Mais ôte de ce cœur que la vie d’ici-bas, c’est la vie. A la place, fais prévaloir la parole du Christ, « je vais vous préparer une place », fais prévaloir ainsi que la vie d’ici-bas n’est que l’ombre de la vraie vie, la préparation, le gage de la vraie vie…alors tu opères une révolution totale. Il ne s’attacheras pas à la vie présente…sinon comme moyen de gagner l’éternité. Il usera de ce monde comme n’en usant pas. Toujours avec la même énergie vitale, c’est sa loi, il cherchera l’éternelle vie. Il s’attachera à ses devoirs, car il sait que là dépend la vraie vie. L’ordre règne sur la terre s’il règne dans les cœurs : l’amour de l’au-delà. Le cultiver, est la plus belle des actions. Elle peut servir même l’ordre public. Amen.

Chemin de Croix 2017

1ère station

Jésus est condamné à mort.

Après avoir prêché aux foules ; guéri les malades, rendu la vue aux aveugles, ressuscité les morts…Après avoir vécu trois ans au milieu des Apôtres pour les former et leur enseigner la doctrine de Dieu…après leur avoir appris l’amour de Dieu et du prochain comme soi-même, « aimez-vous les uns les autres comme je vous ai aimé »…L’heure est venu maintenant où le Fils de Dieu fait homme, Rédempteur du genre humain, va répandre son sang et donner sa vie pour le monde. Mais préalablement il voulut se mettre en prière afin de se livrer à la Volonté de son Père. Il voulut nous apprendre que la chose importante par-dessus tout, c’est de se soumettre et de se livrer humblement par un acte suprême de volonté à l’accomplissement de celle de Dieu en quelque circonstance que ce soit. Voilà l’importance de Gethsémani. « Mon Père non ma volonté mais la vôtre ». Voilà tout l’enseignement de Gethsémani.

Il se retire au jardin de Gethsémani dans la solitude. L’âme cherche son Dieu loin de tout, au-dedans d’elle-même. « Adorez ses desseins sur nous quels qu’ils soient et que tout notre être se prosterne comme il convient à la créature en présence du Créateur ».

C’est ainsi que Jésus-Christ s’offrit pour accomplir l’œuvre de la Rédemption du monde.
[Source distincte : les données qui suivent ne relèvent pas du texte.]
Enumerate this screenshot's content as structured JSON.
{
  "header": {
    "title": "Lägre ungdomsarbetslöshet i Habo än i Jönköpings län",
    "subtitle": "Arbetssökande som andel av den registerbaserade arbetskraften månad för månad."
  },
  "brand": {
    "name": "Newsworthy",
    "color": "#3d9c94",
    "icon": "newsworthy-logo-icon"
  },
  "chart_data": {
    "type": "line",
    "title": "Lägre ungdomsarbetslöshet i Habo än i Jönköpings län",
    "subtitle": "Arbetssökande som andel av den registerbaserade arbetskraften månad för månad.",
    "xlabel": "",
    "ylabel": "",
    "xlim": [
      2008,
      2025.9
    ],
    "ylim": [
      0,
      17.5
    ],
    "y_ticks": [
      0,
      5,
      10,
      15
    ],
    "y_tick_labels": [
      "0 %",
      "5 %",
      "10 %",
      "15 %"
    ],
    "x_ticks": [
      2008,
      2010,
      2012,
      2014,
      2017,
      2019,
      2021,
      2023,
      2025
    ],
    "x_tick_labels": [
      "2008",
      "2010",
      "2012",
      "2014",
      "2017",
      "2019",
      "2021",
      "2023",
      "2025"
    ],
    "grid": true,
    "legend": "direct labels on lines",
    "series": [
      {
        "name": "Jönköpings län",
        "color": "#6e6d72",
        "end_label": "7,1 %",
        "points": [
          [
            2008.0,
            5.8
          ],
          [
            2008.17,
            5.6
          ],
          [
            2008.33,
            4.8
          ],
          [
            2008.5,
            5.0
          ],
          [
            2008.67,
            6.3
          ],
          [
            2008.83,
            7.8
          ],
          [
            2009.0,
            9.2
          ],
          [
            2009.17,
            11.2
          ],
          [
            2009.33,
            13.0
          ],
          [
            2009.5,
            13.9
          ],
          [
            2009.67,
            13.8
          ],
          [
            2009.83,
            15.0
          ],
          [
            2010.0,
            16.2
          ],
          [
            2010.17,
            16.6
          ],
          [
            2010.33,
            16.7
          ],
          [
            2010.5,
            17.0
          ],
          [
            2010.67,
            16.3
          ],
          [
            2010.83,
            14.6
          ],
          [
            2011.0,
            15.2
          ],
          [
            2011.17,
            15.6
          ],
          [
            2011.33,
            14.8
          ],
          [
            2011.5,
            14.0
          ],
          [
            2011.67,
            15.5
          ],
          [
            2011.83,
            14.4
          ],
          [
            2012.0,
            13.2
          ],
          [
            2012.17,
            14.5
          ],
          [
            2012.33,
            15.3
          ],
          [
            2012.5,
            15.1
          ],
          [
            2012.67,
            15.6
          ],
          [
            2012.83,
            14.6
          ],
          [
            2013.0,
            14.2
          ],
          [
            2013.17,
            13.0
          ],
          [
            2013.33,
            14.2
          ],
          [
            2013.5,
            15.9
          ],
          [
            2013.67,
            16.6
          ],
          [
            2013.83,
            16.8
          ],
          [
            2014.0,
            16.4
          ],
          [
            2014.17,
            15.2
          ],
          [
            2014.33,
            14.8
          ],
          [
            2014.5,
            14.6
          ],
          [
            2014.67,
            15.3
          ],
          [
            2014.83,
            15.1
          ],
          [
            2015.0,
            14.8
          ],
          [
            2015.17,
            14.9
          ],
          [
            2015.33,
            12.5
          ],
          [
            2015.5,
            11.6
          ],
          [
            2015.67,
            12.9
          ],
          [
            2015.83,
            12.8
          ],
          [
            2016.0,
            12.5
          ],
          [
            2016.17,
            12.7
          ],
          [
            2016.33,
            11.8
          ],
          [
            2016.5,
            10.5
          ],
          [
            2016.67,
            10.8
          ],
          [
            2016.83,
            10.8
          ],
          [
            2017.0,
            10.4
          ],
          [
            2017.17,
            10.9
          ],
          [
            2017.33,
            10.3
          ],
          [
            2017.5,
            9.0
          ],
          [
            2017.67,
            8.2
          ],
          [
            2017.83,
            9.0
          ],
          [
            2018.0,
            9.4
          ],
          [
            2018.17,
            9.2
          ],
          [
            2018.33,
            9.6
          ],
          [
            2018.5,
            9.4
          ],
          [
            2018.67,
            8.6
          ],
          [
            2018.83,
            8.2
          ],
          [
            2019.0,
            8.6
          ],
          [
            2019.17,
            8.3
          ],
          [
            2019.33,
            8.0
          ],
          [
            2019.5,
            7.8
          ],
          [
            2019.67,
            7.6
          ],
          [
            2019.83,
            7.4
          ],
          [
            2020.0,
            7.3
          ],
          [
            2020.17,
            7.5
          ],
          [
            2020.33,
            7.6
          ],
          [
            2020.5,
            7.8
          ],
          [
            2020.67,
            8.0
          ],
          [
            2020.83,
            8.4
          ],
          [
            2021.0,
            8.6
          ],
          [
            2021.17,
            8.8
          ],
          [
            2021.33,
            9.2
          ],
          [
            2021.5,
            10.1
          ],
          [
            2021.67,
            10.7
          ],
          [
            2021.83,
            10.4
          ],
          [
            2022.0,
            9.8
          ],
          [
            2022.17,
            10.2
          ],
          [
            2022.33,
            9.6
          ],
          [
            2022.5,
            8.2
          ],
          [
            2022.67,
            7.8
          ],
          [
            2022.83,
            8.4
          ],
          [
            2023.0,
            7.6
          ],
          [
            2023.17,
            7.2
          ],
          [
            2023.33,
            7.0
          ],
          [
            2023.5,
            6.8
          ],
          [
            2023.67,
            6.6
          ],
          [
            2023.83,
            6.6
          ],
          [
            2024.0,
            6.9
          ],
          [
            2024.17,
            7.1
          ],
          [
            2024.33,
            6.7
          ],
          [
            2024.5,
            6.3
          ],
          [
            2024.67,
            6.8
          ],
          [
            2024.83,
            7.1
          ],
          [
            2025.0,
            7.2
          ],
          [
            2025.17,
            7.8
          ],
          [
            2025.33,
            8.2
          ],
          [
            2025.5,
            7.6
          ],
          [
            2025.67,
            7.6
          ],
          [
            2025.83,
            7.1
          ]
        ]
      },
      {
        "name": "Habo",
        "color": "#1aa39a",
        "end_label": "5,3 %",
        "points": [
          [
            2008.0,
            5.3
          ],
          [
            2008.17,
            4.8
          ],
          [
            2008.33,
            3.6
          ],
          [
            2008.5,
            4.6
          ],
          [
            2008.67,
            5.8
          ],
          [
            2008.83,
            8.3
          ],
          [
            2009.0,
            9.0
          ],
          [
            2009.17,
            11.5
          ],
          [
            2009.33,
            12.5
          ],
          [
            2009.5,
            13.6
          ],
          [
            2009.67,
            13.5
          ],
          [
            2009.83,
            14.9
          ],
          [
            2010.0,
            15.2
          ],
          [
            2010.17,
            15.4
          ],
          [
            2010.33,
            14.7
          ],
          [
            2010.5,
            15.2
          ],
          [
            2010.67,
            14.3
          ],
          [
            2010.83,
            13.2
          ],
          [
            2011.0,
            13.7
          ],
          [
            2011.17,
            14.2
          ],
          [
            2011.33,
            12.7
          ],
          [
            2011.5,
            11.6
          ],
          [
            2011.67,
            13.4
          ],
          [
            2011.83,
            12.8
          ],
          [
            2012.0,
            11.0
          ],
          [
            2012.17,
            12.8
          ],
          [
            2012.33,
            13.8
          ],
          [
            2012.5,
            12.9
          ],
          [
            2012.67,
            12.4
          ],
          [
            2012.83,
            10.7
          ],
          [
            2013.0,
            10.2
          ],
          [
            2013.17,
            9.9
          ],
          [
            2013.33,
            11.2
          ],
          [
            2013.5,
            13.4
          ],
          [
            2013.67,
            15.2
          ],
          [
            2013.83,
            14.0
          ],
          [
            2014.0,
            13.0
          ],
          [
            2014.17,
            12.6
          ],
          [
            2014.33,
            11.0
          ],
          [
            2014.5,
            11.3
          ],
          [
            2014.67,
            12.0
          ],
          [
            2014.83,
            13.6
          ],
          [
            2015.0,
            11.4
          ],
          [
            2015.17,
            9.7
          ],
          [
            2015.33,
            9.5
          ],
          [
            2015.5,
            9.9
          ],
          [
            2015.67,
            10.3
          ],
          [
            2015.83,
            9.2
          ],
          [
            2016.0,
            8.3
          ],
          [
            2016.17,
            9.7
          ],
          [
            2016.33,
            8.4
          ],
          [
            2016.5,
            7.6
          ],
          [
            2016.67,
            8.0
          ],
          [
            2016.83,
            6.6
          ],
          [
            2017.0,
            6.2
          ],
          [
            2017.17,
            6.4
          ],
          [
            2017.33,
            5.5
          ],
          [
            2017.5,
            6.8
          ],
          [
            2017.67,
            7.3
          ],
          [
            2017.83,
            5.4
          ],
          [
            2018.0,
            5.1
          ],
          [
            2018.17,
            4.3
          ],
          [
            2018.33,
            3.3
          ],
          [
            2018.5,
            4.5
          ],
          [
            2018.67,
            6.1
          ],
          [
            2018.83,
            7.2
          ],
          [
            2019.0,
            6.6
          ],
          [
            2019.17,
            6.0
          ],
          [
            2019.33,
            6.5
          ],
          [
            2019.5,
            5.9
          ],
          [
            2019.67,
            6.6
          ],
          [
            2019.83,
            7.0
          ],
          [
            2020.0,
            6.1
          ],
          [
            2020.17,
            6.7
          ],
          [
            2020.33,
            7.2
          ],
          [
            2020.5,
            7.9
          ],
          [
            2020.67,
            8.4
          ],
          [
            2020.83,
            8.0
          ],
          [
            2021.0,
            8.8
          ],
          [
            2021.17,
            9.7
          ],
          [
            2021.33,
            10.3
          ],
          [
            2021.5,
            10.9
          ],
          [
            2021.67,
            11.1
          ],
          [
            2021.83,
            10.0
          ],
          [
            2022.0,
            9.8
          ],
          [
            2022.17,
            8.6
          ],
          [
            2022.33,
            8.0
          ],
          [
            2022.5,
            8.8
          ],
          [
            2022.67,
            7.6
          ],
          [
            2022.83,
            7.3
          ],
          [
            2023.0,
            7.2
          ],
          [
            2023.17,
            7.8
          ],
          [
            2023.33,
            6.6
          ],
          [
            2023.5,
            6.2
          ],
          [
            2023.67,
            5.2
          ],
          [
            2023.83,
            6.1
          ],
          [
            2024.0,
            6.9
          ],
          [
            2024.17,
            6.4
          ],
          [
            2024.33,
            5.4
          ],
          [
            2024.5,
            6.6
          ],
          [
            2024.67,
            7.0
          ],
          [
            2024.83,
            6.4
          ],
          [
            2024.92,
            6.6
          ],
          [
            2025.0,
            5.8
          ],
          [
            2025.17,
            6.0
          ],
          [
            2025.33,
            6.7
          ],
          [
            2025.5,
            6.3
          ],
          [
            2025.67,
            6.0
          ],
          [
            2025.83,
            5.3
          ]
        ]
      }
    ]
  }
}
A cet instant, il vit s’appesantir sur lui tous les tortures de la passion : les calomnies et les insultes…les fouets et la couronne d’épines…la soif…la croix…les clous…toutes ses douleurs se présentent à ses yeux, en même temps que la multitude des offenses, des péchés et des crimes qui se commettraient à travers les siècles. Non seulement il les vit mais il en fut, en quelque sorte revêtu. Il s’est fait « péché », nous dira saint Paul, après Isaïe…Et c’est ainsi qu’il s’offrit au Père pour calmer son courroux et apaiser sa justice. Il s’est fait pour nous : « propitiation », « justification », « rançon ». Ce fut le prix à payer pour notre Rédemption. Que la justice de Dieu est exigeante ! Il ne voulut pas nous pardonner sans une peine et quelle peine, la mort douloureuse de son Fils. Quelle miséricorde puisqu’il nous donna le « Sauveur » lui-même !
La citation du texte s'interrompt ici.